At 625 metres above the Beipan River, the Huajiang Grand Canyon Bridge is more than two times taller than the Shard in London.
After three years of construction, the Huajiang Grand Canyon Bridge is now open to traffic in China's Guizhou Province, cutting travel across the canyon from two hours to just two minutes.
Soaring 625 metres above the Beipan River, the structure is officially the tallest bridge in the world, and with a 1,420-metre main span, it has also become the world's longest-span steel truss girder suspension bridge in mountainous terrain.

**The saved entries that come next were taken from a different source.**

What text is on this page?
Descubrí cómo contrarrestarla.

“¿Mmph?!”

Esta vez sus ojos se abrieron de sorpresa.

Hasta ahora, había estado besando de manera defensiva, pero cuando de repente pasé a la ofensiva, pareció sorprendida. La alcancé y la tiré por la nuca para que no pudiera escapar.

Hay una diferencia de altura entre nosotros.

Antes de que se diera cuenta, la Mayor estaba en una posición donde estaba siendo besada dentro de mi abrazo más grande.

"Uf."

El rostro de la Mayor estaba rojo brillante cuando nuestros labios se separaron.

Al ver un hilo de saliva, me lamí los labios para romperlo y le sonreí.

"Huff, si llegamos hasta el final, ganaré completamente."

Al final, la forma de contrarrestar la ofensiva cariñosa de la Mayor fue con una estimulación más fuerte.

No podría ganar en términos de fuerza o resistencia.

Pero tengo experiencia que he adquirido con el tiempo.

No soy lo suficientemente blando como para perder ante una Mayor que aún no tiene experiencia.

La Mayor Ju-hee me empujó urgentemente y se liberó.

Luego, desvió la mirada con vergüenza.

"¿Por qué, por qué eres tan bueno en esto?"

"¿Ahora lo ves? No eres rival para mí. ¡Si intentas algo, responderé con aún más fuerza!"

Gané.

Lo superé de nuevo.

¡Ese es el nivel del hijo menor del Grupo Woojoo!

The new bridge surpasses the previous record-holder - another Beipan River span located about 100 km away, opened in 2016 with a height of 565.4 metres.
Behind the colossal project lies cutting-edge engineering. Builders used satellite navigation, drones, ultra-high-strength materials and smart monitoring systems to achieve millimetre-level precision.
It also doubles as a tourist attraction: visitors can ride elevators up to a glass-walled observation platform, sip coffee from a cafe atop the bridge tower, or even go bungee jumping and skydiving over the canyon.
Over the years, Guizhou, one of China's least developed provinces, has constructed over 30,000 bridges in its mountainous terrain, including three of the world's tallest. The province is home to nearly half of the world's 100 tallest bridges.